Diketahui bahwa utang proyek kereta cepat Whoosh merupakan warisan dari rezim pemerintahan Presiden ketujuh RI Joko Widodo (Jokowi).
Purbaya mengatakan saat ini CEO Danantara Rosan Roeslani masih melakukan kajian teknis untuk merumuskan skema penyelesaian utang yang tepat untuk KCIC.
"Mereka (Danantara) akan purpose ke kami seperti apa.
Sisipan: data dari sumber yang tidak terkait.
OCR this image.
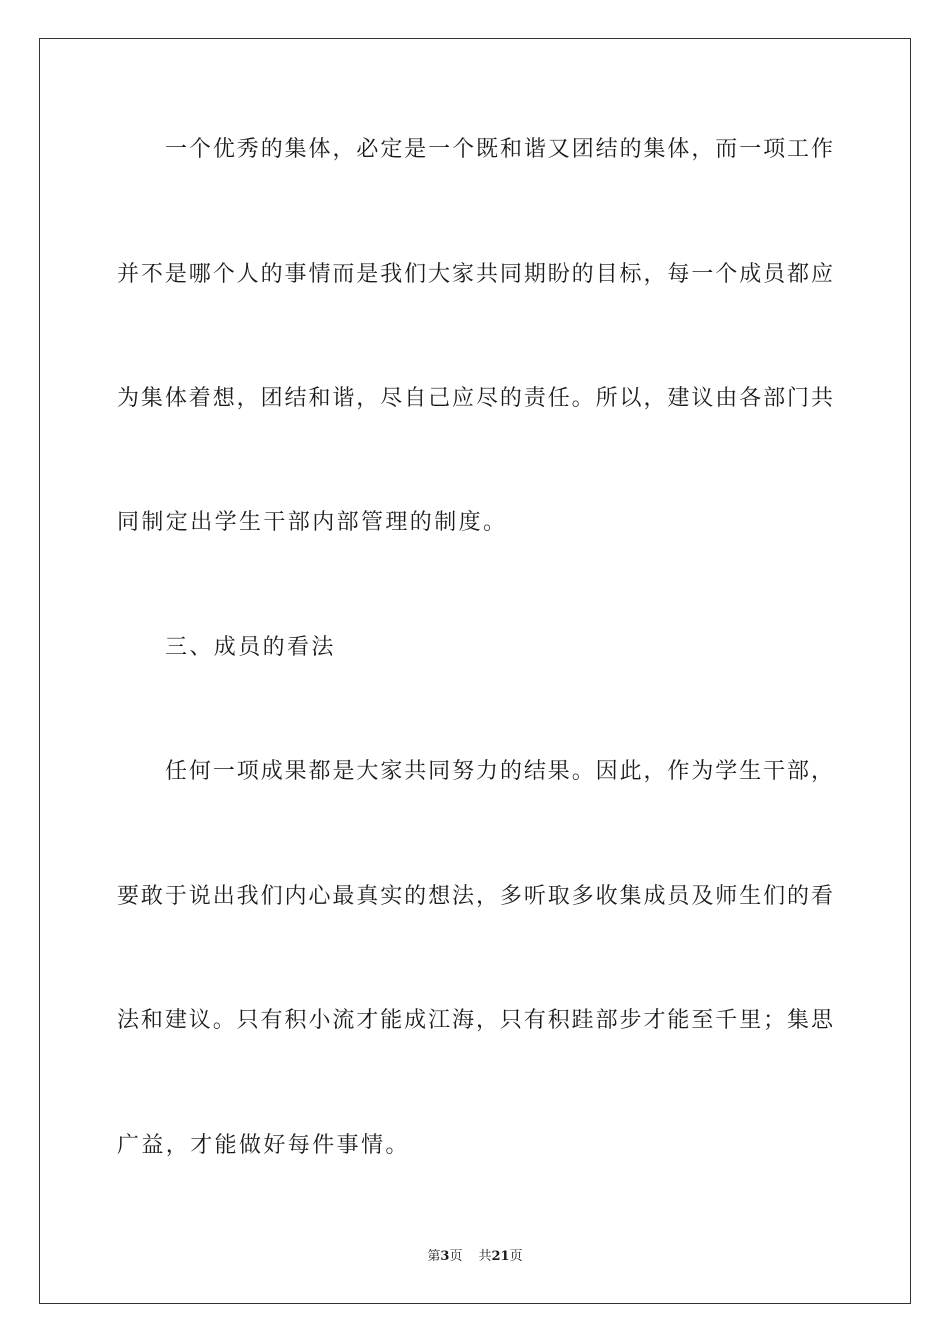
一个优秀的集体，必定是一个既和谐又团结的集体，而一项工作
并不是哪个人的事情而是我们大家共同期盼的目标，每一个成员都应
为集体着想，团结和谐，尽自己应尽的责任。所以，建议由各部门共
同制定出学生干部内部管理的制度。
三、成员的看法
任何一项成果都是大家共同努力的结果。因此，作为学生干部，
要敢于说出我们内心最真实的想法，多听取多收集成员及师生们的看
法和建议。只有积小流才能成江海，只有积跬部步才能至千里；集思
广益，才能做好每件事情。
第3页 共21页
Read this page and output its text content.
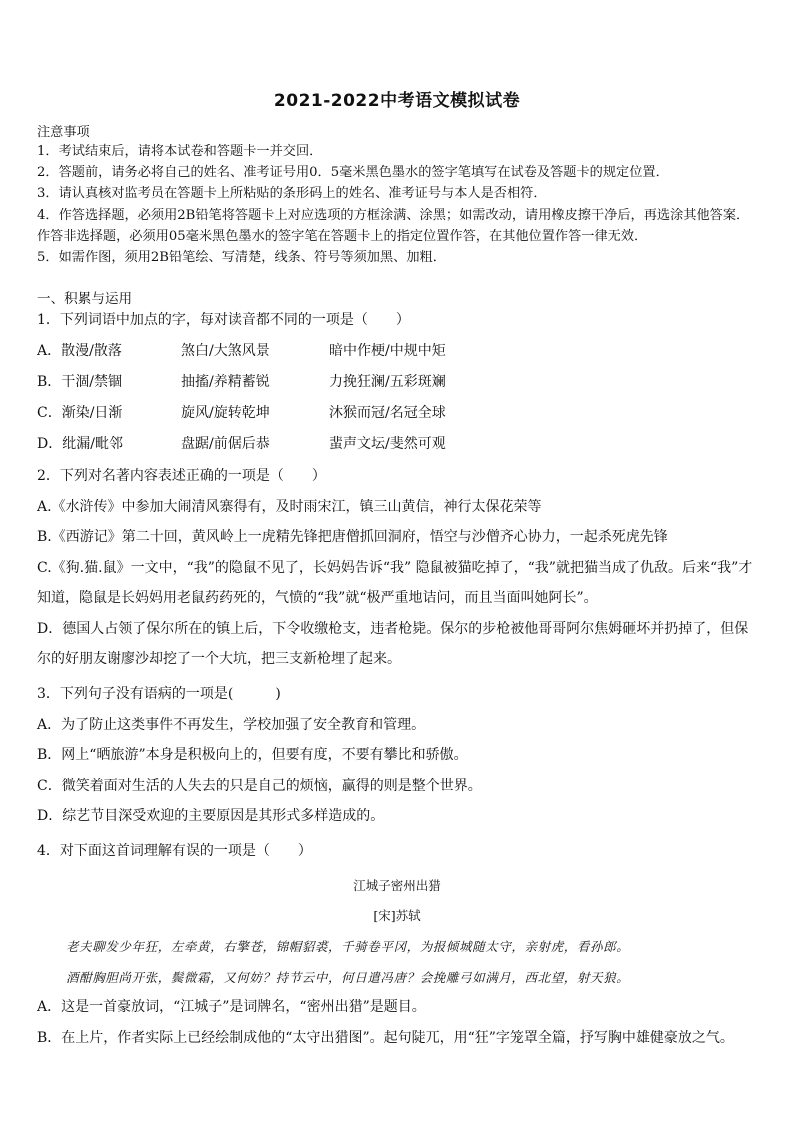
2021-2022中考语文模拟试卷
注意事项

1．考试结束后，请将本试卷和答题卡一并交回．

2．答题前，请务必将自己的姓名、准考证号用0．5毫米黑色墨水的签字笔填写在试卷及答题卡的规定位置．

3．请认真核对监考员在答题卡上所粘贴的条形码上的姓名、准考证号与本人是否相符．

4．作答选择题，必须用2B铅笔将答题卡上对应选项的方框涂满、涂黑；如需改动，请用橡皮擦干净后，再选涂其他答案．作答非选择题，必须用05毫米黑色墨水的签字笔在答题卡上的指定位置作答，在其他位置作答一律无效．

5．如需作图，须用2B铅笔绘、写清楚，线条、符号等须加黑、加粗．

一、积累与运用

1．下列词语中加点的字，每对读音都不同的一项是（　　）

A．散漫/散落	煞白/大煞风景	暗中作梗/中规中矩
B．干涸/禁锢	抽搐/养精蓄锐	力挽狂澜/五彩斑斓
C．渐染/日渐	旋风/旋转乾坤	沐猴而冠/名冠全球
D．纰漏/毗邻	盘踞/前倨后恭	蜚声文坛/斐然可观

2．下列对名著内容表述正确的一项是（　　）

A.《水浒传》中参加大闹清风寨得有，及时雨宋江，镇三山黄信，神行太保花荣等

B.《西游记》第二十回，黄风岭上一虎精先锋把唐僧抓回洞府，悟空与沙僧齐心协力，一起杀死虎先锋

C.《狗.猫.鼠》一文中，“我”的隐鼠不见了，长妈妈告诉“我” 隐鼠被猫吃掉了，“我”就把猫当成了仇敌。后来“我”才知道，隐鼠是长妈妈用老鼠药药死的，气愤的“我”就“极严重地诘问，而且当面叫她阿长”。

D．德国人占领了保尔所在的镇上后，下令收缴枪支，违者枪毙。保尔的步枪被他哥哥阿尔焦姆砸坏并扔掉了，但保尔的好朋友谢廖沙却挖了一个大坑，把三支新枪埋了起来。

3．下列句子没有语病的一项是(　　　)

A．为了防止这类事件不再发生，学校加强了安全教育和管理。

B．网上“晒旅游”本身是积极向上的，但要有度，不要有攀比和骄傲。

C．微笑着面对生活的人失去的只是自己的烦恼，赢得的则是整个世界。

D．综艺节目深受欢迎的主要原因是其形式多样造成的。

4．对下面这首词理解有误的一项是（　　）

江城子密州出猎
[宋]苏轼
老夫聊发少年狂，左牵黄，右擎苍，锦帽貂裘，千骑卷平冈，为报倾城随太守，亲射虎，看孙郎。
酒酣胸胆尚开张，鬓微霜，又何妨？持节云中，何日遣冯唐？会挽雕弓如满月，西北望，射天狼。

A．这是一首豪放词，“江城子”是词牌名，“密州出猎”是题目。

B．在上片，作者实际上已经绘制成他的“太守出猎图”。起句陡兀，用“狂”字笼罩全篇，抒写胸中雄健豪放之气。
Ya, kira-kira nanti kita tunggu deh, seperti apa studinya," ujar Purbaya seusai menghadiri Rapat Dewan Pengawas Danantara, di Wisma Danantara, Jakarta, Rabu (15/10/2025).
Menurut Purbaya, dia sudah menanyakan klausul masalah utang kereta cepat itu kepada CEO Danantara.
"Saya tanya ke beliau (Rosan) tadi, apakah di klausulnya yang bayar harus pemerintah? Kan, yang penting, kalau yang saya tahu CDB (China Development Bank) mereka yang penting struktur pembayarannya clear. Jadi, seharusnya enggak ada masalah," lanjutnya.